Last fall, the FDA began issuing new rules developed under the landmark Food Safety Modernization Act of 2011, and the rollout is expected to continue into the spring. The first compliance deadlines, which apply only to the largest food companies, come up this August. The rules usher in a new era in food safety regulation in which the FDA doesn’t have to wait for a food-borne illness outbreak to detain food it believes is adulterated. The FDA is now empowered to do so if a manufacturer simply doesn’t have a required food safety plan. “Food manufacturers now have the burden of showing they have adequate controls in place,” says John Fuson, a Crowell & Moring partner who served as associate chief counsel at the FDA from 2007 to 2012.

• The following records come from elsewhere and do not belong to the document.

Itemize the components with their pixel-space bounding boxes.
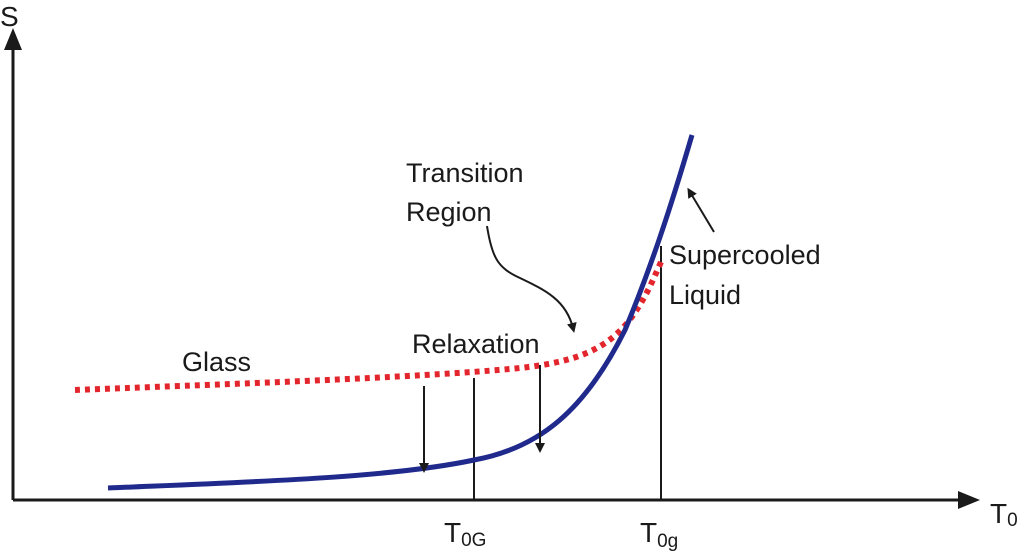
supercooled-liquid-arrow: [687, 187, 715, 233]
t0G-tick-label: T0G: [444, 517, 486, 551]
y-axis-arrowhead: [4, 28, 22, 50]
x-axis-arrowhead: [958, 491, 980, 509]
transition-region-arrow: [486, 225, 577, 333]
transition-label-line2: Region: [406, 197, 492, 227]
supercooled-liquid-curve: [107, 134, 695, 491]
x-axis-label: T0: [990, 498, 1018, 531]
t0g-tick-label: T0g: [640, 517, 678, 552]
transition-label-line1: Transition: [406, 158, 524, 188]
glass-curve: [74, 260, 664, 393]
relaxation-label: Relaxation: [412, 329, 540, 359]
supercooled-label-line2: Liquid: [669, 280, 741, 310]
supercooled-label-line1: Supercooled: [669, 240, 821, 270]
glass-label: Glass: [182, 347, 251, 377]
y-axis-label: S: [0, 1, 19, 32]
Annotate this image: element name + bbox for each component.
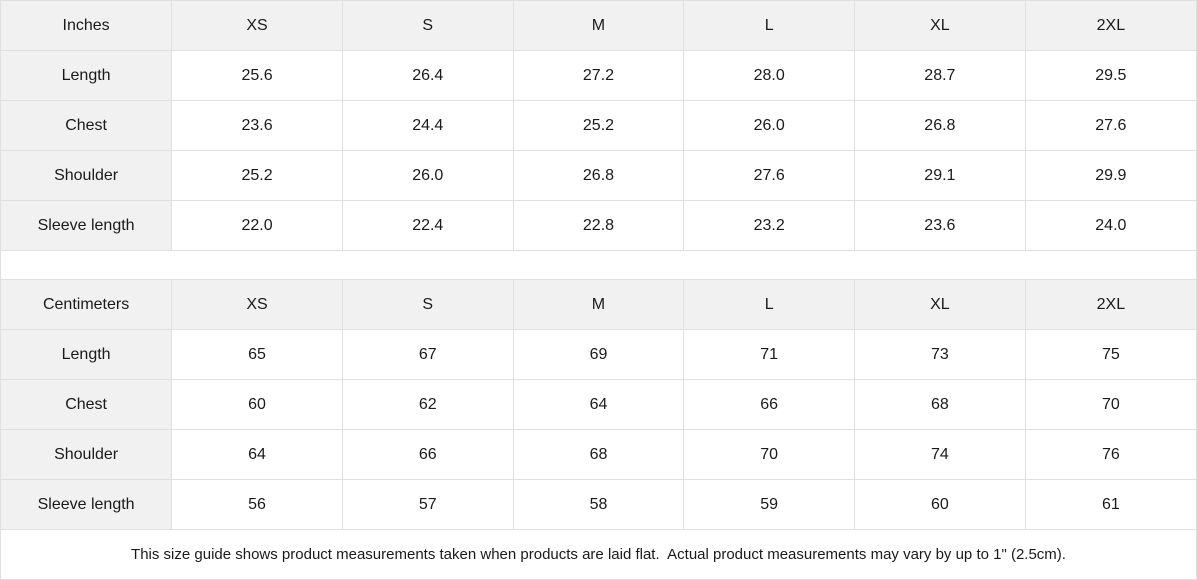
- value-cell: 25.6: [171, 50, 343, 101]
- size-header-cell: XL: [854, 1, 1026, 51]
- table-row: Length 65 67 69 71 73 75: [1, 329, 1196, 380]
- section-spacer: [1, 250, 1196, 280]
- value-cell: 58: [512, 479, 684, 529]
- value-cell: 28.7: [854, 50, 1026, 101]
- unit-header-cell: Inches: [1, 1, 172, 51]
- value-cell: 26.8: [854, 100, 1026, 151]
- size-header-cell: XS: [171, 280, 343, 330]
- value-cell: 27.6: [1024, 100, 1196, 151]
- table-row: Chest 23.6 24.4 25.2 26.0 26.8 27.6: [1, 100, 1196, 151]
- value-cell: 22.4: [341, 200, 514, 250]
- value-cell: 23.2: [683, 200, 855, 250]
- size-header-cell: S: [341, 280, 514, 330]
- value-cell: 29.5: [1024, 50, 1196, 101]
- value-cell: 74: [854, 429, 1026, 480]
- value-cell: 23.6: [854, 200, 1026, 250]
- size-header-cell: XS: [171, 1, 343, 51]
- value-cell: 29.1: [854, 150, 1026, 201]
- row-label-cell: Sleeve length: [1, 200, 172, 250]
- table-row: Sleeve length 56 57 58 59 60 61: [1, 479, 1196, 529]
- row-label-cell: Shoulder: [1, 429, 172, 480]
- size-header-cell: 2XL: [1024, 1, 1196, 51]
- size-header-cell: L: [683, 1, 855, 51]
- value-cell: 66: [683, 379, 855, 430]
- value-cell: 27.6: [683, 150, 855, 201]
- value-cell: 22.8: [512, 200, 684, 250]
- value-cell: 26.0: [683, 100, 855, 151]
- row-label-cell: Length: [1, 50, 172, 101]
- value-cell: 76: [1024, 429, 1196, 480]
- row-label-cell: Length: [1, 329, 172, 380]
- value-cell: 29.9: [1024, 150, 1196, 201]
- value-cell: 69: [512, 329, 684, 380]
- value-cell: 25.2: [171, 150, 343, 201]
- value-cell: 26.4: [341, 50, 514, 101]
- value-cell: 57: [341, 479, 514, 529]
- table-row: Shoulder 25.2 26.0 26.8 27.6 29.1 29.9: [1, 150, 1196, 201]
- value-cell: 71: [683, 329, 855, 380]
- table-row: Length 25.6 26.4 27.2 28.0 28.7 29.5: [1, 50, 1196, 101]
- value-cell: 66: [341, 429, 514, 480]
- row-label-cell: Sleeve length: [1, 479, 172, 529]
- value-cell: 28.0: [683, 50, 855, 101]
- row-label-cell: Chest: [1, 100, 172, 151]
- value-cell: 70: [1024, 379, 1196, 430]
- header-row: Centimeters XS S M L XL 2XL: [1, 280, 1196, 330]
- value-cell: 68: [512, 429, 684, 480]
- table-row: Sleeve length 22.0 22.4 22.8 23.2 23.6 24.0: [1, 200, 1196, 250]
- footer-note: This size guide shows product measuremen…: [1, 529, 1196, 579]
- value-cell: 60: [854, 479, 1026, 529]
- size-header-cell: S: [341, 1, 514, 51]
- unit-header-cell: Centimeters: [1, 280, 172, 330]
- value-cell: 65: [171, 329, 343, 380]
- row-label-cell: Shoulder: [1, 150, 172, 201]
- value-cell: 27.2: [512, 50, 684, 101]
- value-cell: 73: [854, 329, 1026, 380]
- value-cell: 59: [683, 479, 855, 529]
- value-cell: 70: [683, 429, 855, 480]
- size-table-inches: Inches XS S M L XL 2XL Length 25.6 26.4 27.2 28.0 28…: [1, 1, 1196, 250]
- size-header-cell: M: [512, 280, 684, 330]
- value-cell: 22.0: [171, 200, 343, 250]
- value-cell: 25.2: [512, 100, 684, 151]
- value-cell: 64: [512, 379, 684, 430]
- value-cell: 24.4: [341, 100, 514, 151]
- value-cell: 56: [171, 479, 343, 529]
- value-cell: 24.0: [1024, 200, 1196, 250]
- value-cell: 68: [854, 379, 1026, 430]
- size-header-cell: XL: [854, 280, 1026, 330]
- value-cell: 67: [341, 329, 514, 380]
- size-header-cell: L: [683, 280, 855, 330]
- value-cell: 26.8: [512, 150, 684, 201]
- value-cell: 60: [171, 379, 343, 430]
- table-row: Chest 60 62 64 66 68 70: [1, 379, 1196, 430]
- table-row: Shoulder 64 66 68 70 74 76: [1, 429, 1196, 480]
- header-row: Inches XS S M L XL 2XL: [1, 1, 1196, 51]
- value-cell: 62: [341, 379, 514, 430]
- row-label-cell: Chest: [1, 379, 172, 430]
- value-cell: 61: [1024, 479, 1196, 529]
- size-header-cell: M: [512, 1, 684, 51]
- size-table-centimeters: Centimeters XS S M L XL 2XL Length 65 67 69 71 73 75 C…: [1, 280, 1196, 529]
- size-header-cell: 2XL: [1024, 280, 1196, 330]
- value-cell: 75: [1024, 329, 1196, 380]
- value-cell: 26.0: [341, 150, 514, 201]
- value-cell: 64: [171, 429, 343, 480]
- value-cell: 23.6: [171, 100, 343, 151]
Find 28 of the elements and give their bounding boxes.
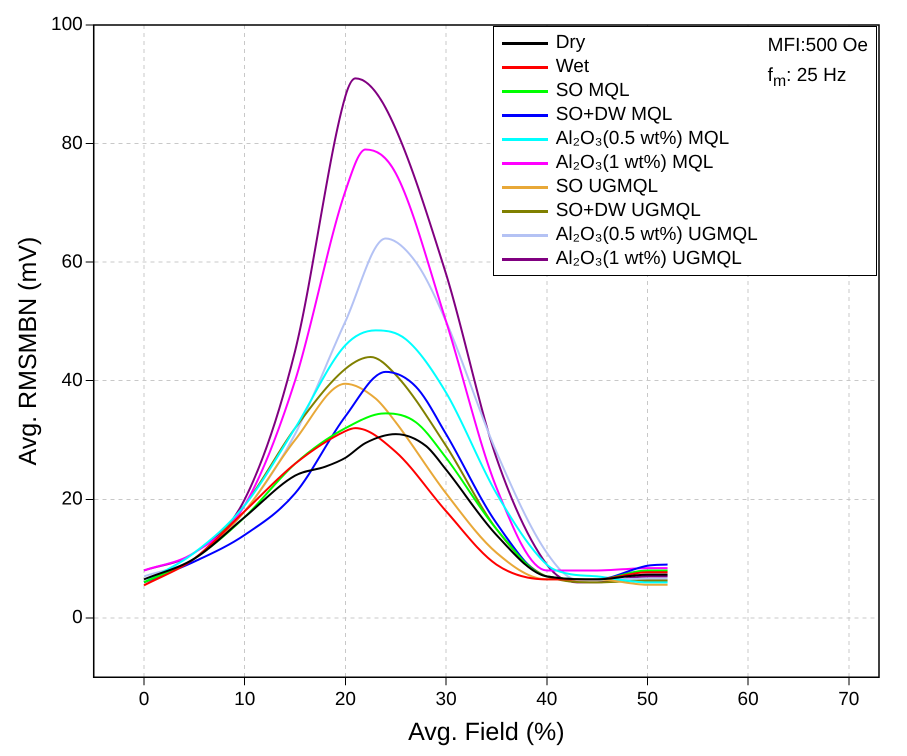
legend-label: Al₂O₃(0.5 wt%) MQL [556,128,730,150]
legend-label: Al₂O₃(1 wt%) UGMQL [556,248,742,270]
legend-label: SO UGMQL [556,176,658,198]
legend-label: Dry [556,32,586,54]
y-tick-label: 80 [62,132,83,154]
x-tick-label: 70 [838,688,860,710]
x-tick-label: 20 [334,688,356,710]
y-tick-label: 20 [62,488,83,510]
legend-label: Al₂O₃(0.5 wt%) UGMQL [556,224,758,246]
annotation: f$_{m}$: 25 Hz [768,64,848,91]
x-tick-label: 30 [436,688,457,710]
x-tick-label: 50 [636,688,658,710]
x-tick-label: 60 [738,688,759,710]
x-tick-label: 0 [138,688,150,710]
y-tick-label: 100 [51,14,83,36]
y-tick-label: 40 [62,370,83,391]
x-tick-label: 10 [234,688,256,710]
legend-label: SO+DW UGMQL [556,200,701,222]
legend-label: SO MQL [556,80,630,102]
y-tick-label: 0 [72,607,83,628]
y-axis-title: Avg. RMSMBN (mV) [14,236,42,466]
x-axis-title: Avg. Field (%) [408,718,565,746]
x-tick-label: 40 [536,688,558,710]
legend-label: Wet [556,56,590,78]
y-tick-label: 60 [62,251,83,272]
annotation: MFI:500 Oe [768,34,868,58]
legend-label: Al₂O₃(1 wt%) MQL [556,152,714,174]
legend-label: SO+DW MQL [556,104,672,126]
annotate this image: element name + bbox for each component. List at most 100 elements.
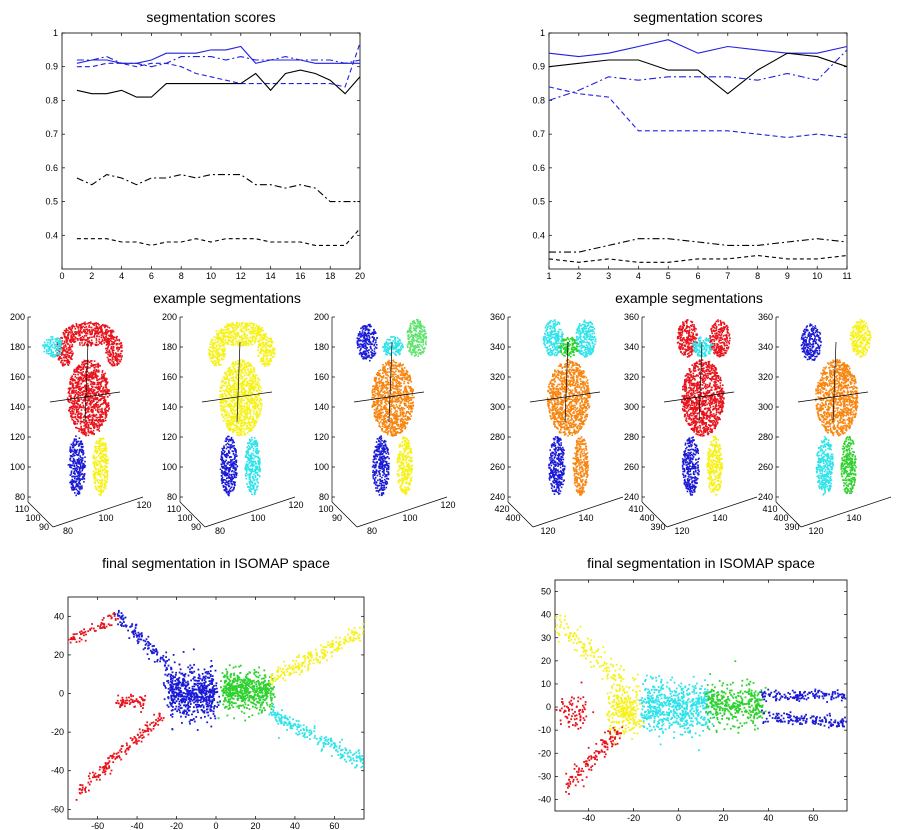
cloud-point xyxy=(103,467,106,470)
cloud-point xyxy=(91,423,93,425)
cloud-point xyxy=(104,444,106,447)
cloud-point xyxy=(231,411,234,414)
cloud-point xyxy=(228,329,230,332)
cloud-point xyxy=(224,469,227,471)
cloud-point xyxy=(253,418,255,421)
cloud-point xyxy=(217,335,219,337)
cloud-point xyxy=(79,337,81,340)
cloud-point xyxy=(84,339,87,341)
cloud-point xyxy=(235,340,237,343)
cloud-point xyxy=(256,449,259,452)
cloud-point xyxy=(105,347,107,350)
cloud-point xyxy=(231,450,234,452)
cloud-point xyxy=(229,480,232,483)
cloud-point xyxy=(76,396,79,399)
cloud-point xyxy=(216,348,218,351)
cloud-point xyxy=(235,323,238,325)
cloud-point xyxy=(72,486,74,488)
cloud-point xyxy=(87,385,90,387)
cloud-point xyxy=(254,441,256,444)
cloud-point xyxy=(95,402,97,405)
cloud-point xyxy=(107,360,110,362)
cloud-point xyxy=(69,388,71,390)
cloud-point xyxy=(104,400,107,403)
cloud-point xyxy=(84,431,87,434)
cloud-point xyxy=(100,483,102,486)
cloud-point xyxy=(226,325,229,327)
cloud-point xyxy=(78,365,80,367)
cloud-point xyxy=(94,343,96,346)
cloud-point xyxy=(246,422,249,424)
cloud-point xyxy=(99,410,102,413)
cloud-point xyxy=(224,394,227,396)
cloud-point xyxy=(96,488,98,491)
cloud-point xyxy=(218,364,220,366)
cloud-point xyxy=(83,473,86,475)
cloud-point xyxy=(254,327,257,329)
x-tick-label: 18 xyxy=(325,271,335,281)
cloud-point xyxy=(251,445,253,448)
cloud-point xyxy=(211,350,213,353)
cloud-point xyxy=(229,325,231,327)
cloud-point xyxy=(230,438,233,440)
cloud-point xyxy=(255,421,258,424)
cloud-point xyxy=(263,362,265,365)
cloud-point xyxy=(87,387,89,390)
cloud-point xyxy=(252,488,254,490)
cloud-point xyxy=(97,408,99,411)
cloud-point xyxy=(269,357,271,360)
cloud-point xyxy=(93,392,95,394)
cloud-point xyxy=(258,343,260,346)
cloud-point xyxy=(244,368,246,370)
cloud-point xyxy=(94,392,96,395)
cloud-point xyxy=(234,473,236,476)
cloud-point xyxy=(244,344,246,346)
cloud-point xyxy=(101,471,103,473)
cloud-point xyxy=(246,381,248,383)
cloud-point xyxy=(225,455,228,457)
cloud-point xyxy=(253,388,255,390)
cloud-point xyxy=(115,344,118,346)
cloud-point xyxy=(85,339,88,341)
cloud-point xyxy=(94,445,96,448)
cloud-point xyxy=(79,334,81,337)
cloud-point xyxy=(250,463,253,465)
cloud-point xyxy=(86,394,88,397)
cloud-point xyxy=(63,353,65,356)
cloud-point xyxy=(104,379,107,381)
cloud-point xyxy=(212,356,215,358)
cloud-point xyxy=(92,389,94,391)
cloud-point xyxy=(214,352,217,354)
cloud-point xyxy=(101,371,104,374)
cloud-point xyxy=(226,426,229,428)
cloud-point xyxy=(45,350,48,353)
cloud-point xyxy=(79,404,82,406)
cloud-point xyxy=(74,449,77,452)
cloud-point xyxy=(110,329,112,332)
cloud-point xyxy=(256,443,259,446)
cloud-point xyxy=(254,339,256,342)
cloud-point xyxy=(240,375,242,377)
cloud-point xyxy=(70,470,73,473)
cloud-point xyxy=(88,321,91,324)
cloud-point xyxy=(79,478,81,480)
cloud-point xyxy=(75,371,78,373)
cloud-point xyxy=(63,334,65,336)
cloud-point xyxy=(236,455,238,457)
cloud-point xyxy=(71,386,74,389)
cloud-point xyxy=(54,338,57,340)
cloud-point xyxy=(91,433,93,435)
cloud-point xyxy=(90,409,92,412)
cloud-point xyxy=(105,458,107,461)
cloud-point xyxy=(79,442,82,444)
cloud-point xyxy=(227,335,230,338)
z-tick-label: 200 xyxy=(10,312,25,322)
cloud-point xyxy=(88,337,90,339)
cloud-point xyxy=(71,476,74,478)
cloud-point xyxy=(402,372,404,374)
cloud-point xyxy=(251,328,253,330)
cloud-point xyxy=(101,456,103,458)
cloud-point xyxy=(258,384,261,387)
cloud-point xyxy=(229,388,232,390)
cloud-point xyxy=(252,417,254,419)
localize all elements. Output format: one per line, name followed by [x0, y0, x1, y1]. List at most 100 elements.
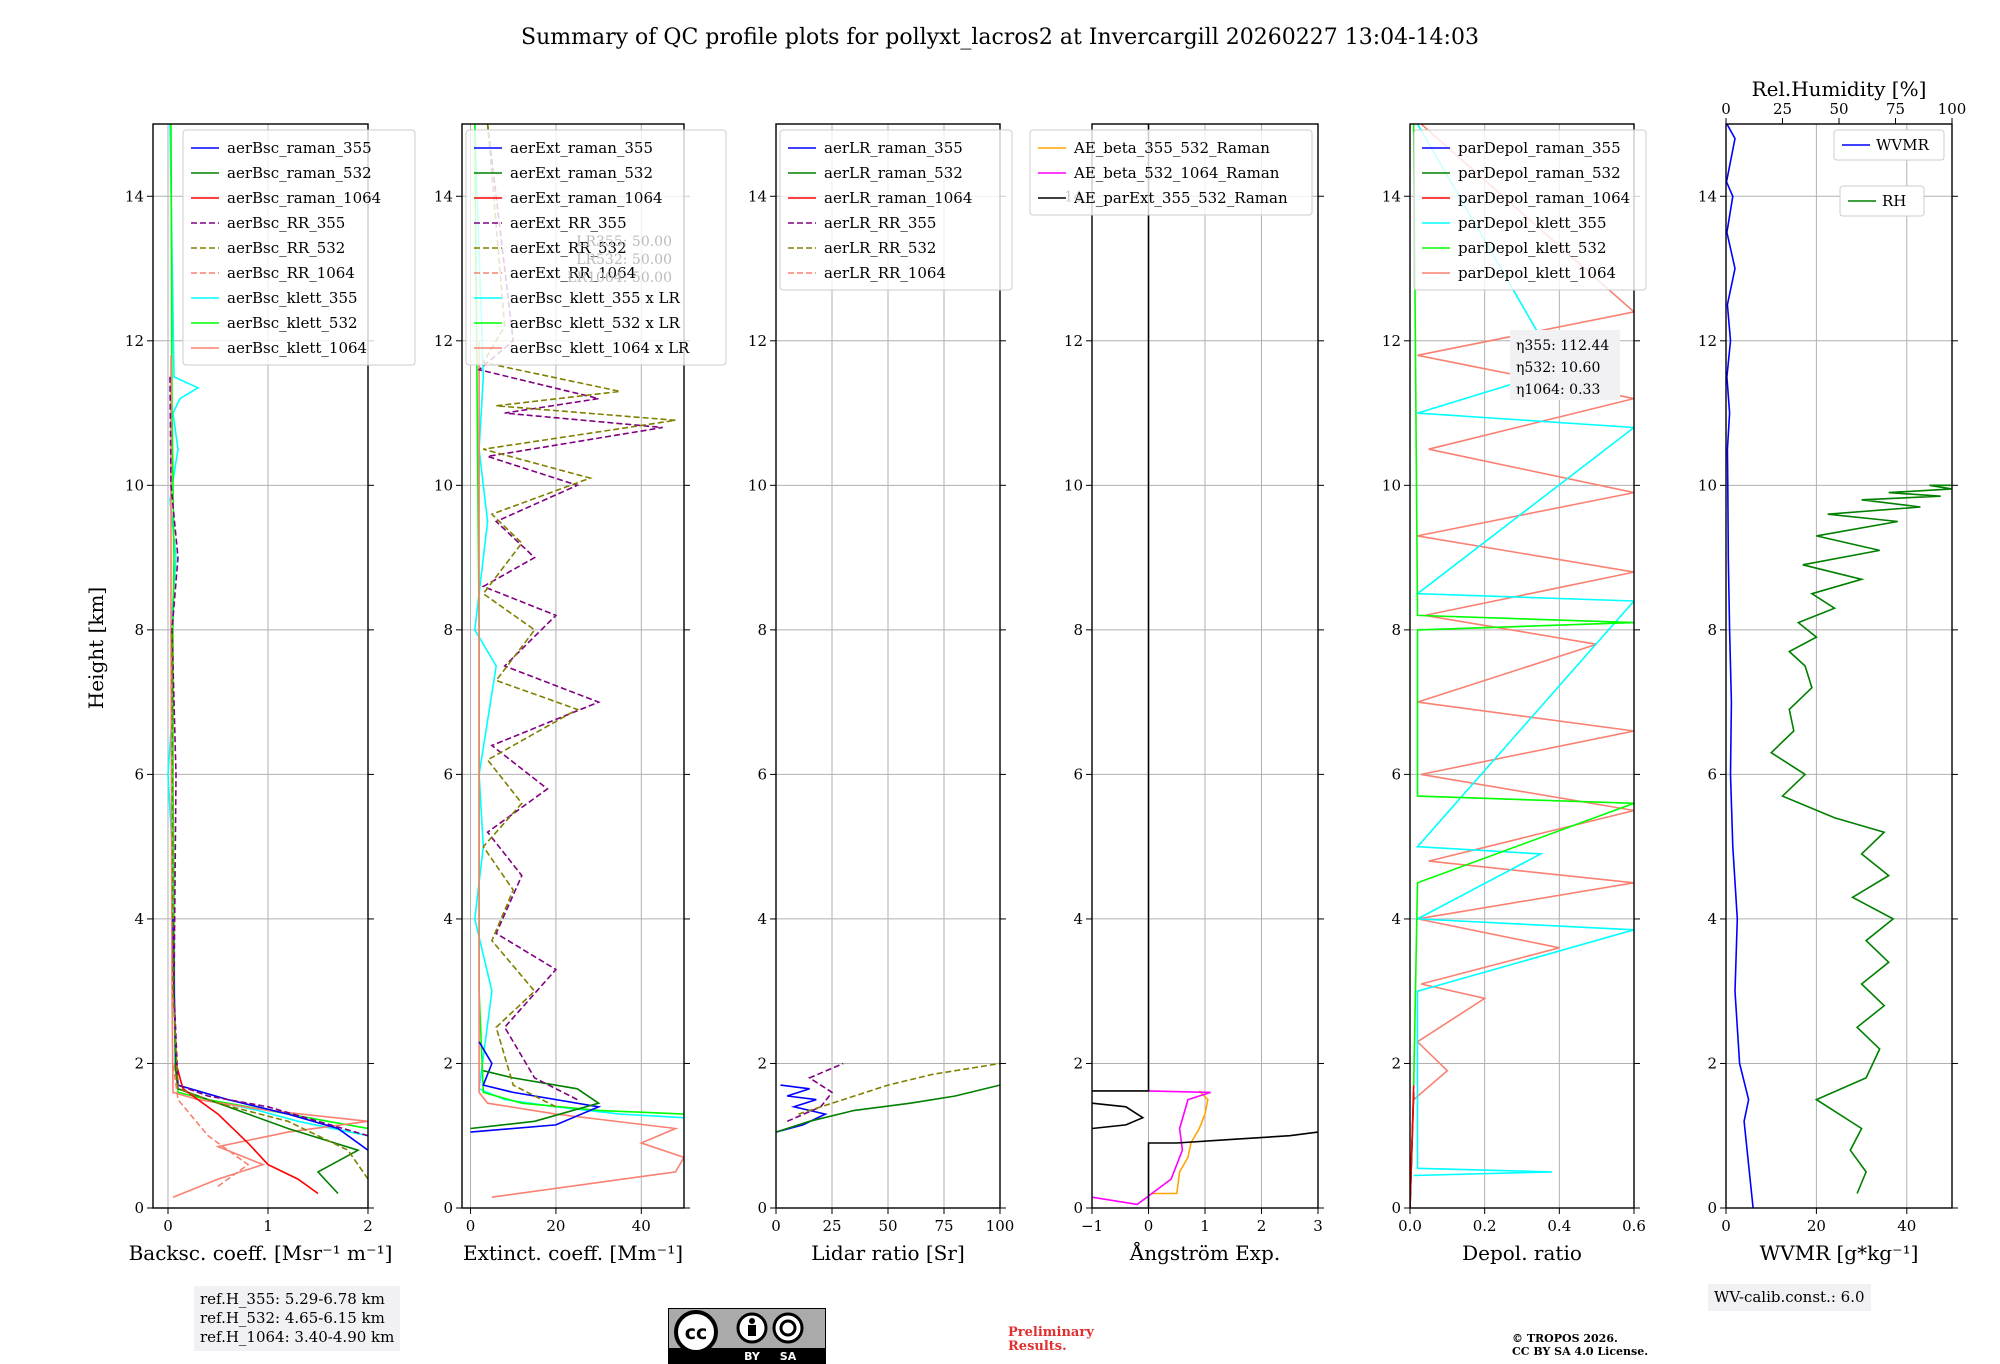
ref-height-1064: ref.H_1064: 3.40-4.90 km — [200, 1328, 395, 1346]
series-line-bsc-8 — [172, 1063, 250, 1187]
ytick-label-lr-6: 12 — [748, 332, 767, 350]
preliminary-line-2: Results. — [1008, 1339, 1067, 1354]
cc-license-badge: cc BY SA — [668, 1308, 826, 1364]
ytick-label-bsc-1: 2 — [134, 1054, 144, 1072]
series-line-wv-1 — [1769, 484, 1952, 1194]
ytick-label-ae-2: 4 — [1073, 910, 1083, 928]
xtick-label-bsc-2: 2 — [363, 1217, 373, 1235]
ytick-label-lr-5: 10 — [748, 476, 767, 494]
legend-label-lr-3: aerLR_RR_355 — [824, 214, 936, 232]
series-line-lr-3 — [798, 1062, 1000, 1115]
legend-label-ext-1: aerExt_raman_532 — [510, 164, 653, 182]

As the compliance deadline passes, Fuson expects to see immediate enforcement action in the form of warning letters from the FDA. Food manufacturers can look to the seafood and juice industries—which have long been required to have food safety plans—to see what type of scrutiny to expect.

Crowell & Moring partner Andrew Kaplan says the flood of new regulation comes at a time when food companies face growing civil and criminal penalties for mishandling foodborne illness outbreaks. In one extreme case last year, a peanut company executive was prosecuted by the Department of Justice (DOJ) and sentenced to 28 years in prison for his role in a salmonella outbreak in 2008 and 2009 in which nine people died. “Food manufacturers are in a tough enforcement environment where they are getting hit from all sides,” says Kaplan, who served as an attorney for the DOJ from 2003 to 2008.

Fuson says there may be some industry pushback against the new regulations on protectionism and restraint-of-trade grounds, particularly those regulations requiring food importers to verify the safety practices of their foreign suppliers.

LABELING BATTLES

Last year, after a handful of states passed genetically modified organism (GMO) labeling laws, the battle over whether food manufacturers should have to disclose that their products include GMOs moved to Congress. The House of Representatives swiftly passed a bill that would bar states from enacting mandatory GMO labeling, but it was unclear if the measure had the necessary support in the Senate. Meanwhile, the FDA seems finally ready to wade into debates over the meaning of words like “natural.”

Nonetheless, while the pace of class action litigation over GMO labeling seems to be slowing, as manufacturers have gotten savvier about using label wording, Kaplan sees new threats emerging. For example, four beverage makers that adopted label language touting their manufacturing process were hit with potential class action lawsuits in 2015 by plaintiffs claiming they were misled by buzzwords.

[The percentage of U.S. farmland planted with genetically engineered crops has surged in the past 20 years, and battles over how to label foods containing GMOs are being waged in both Congress and state legislatures across the country.]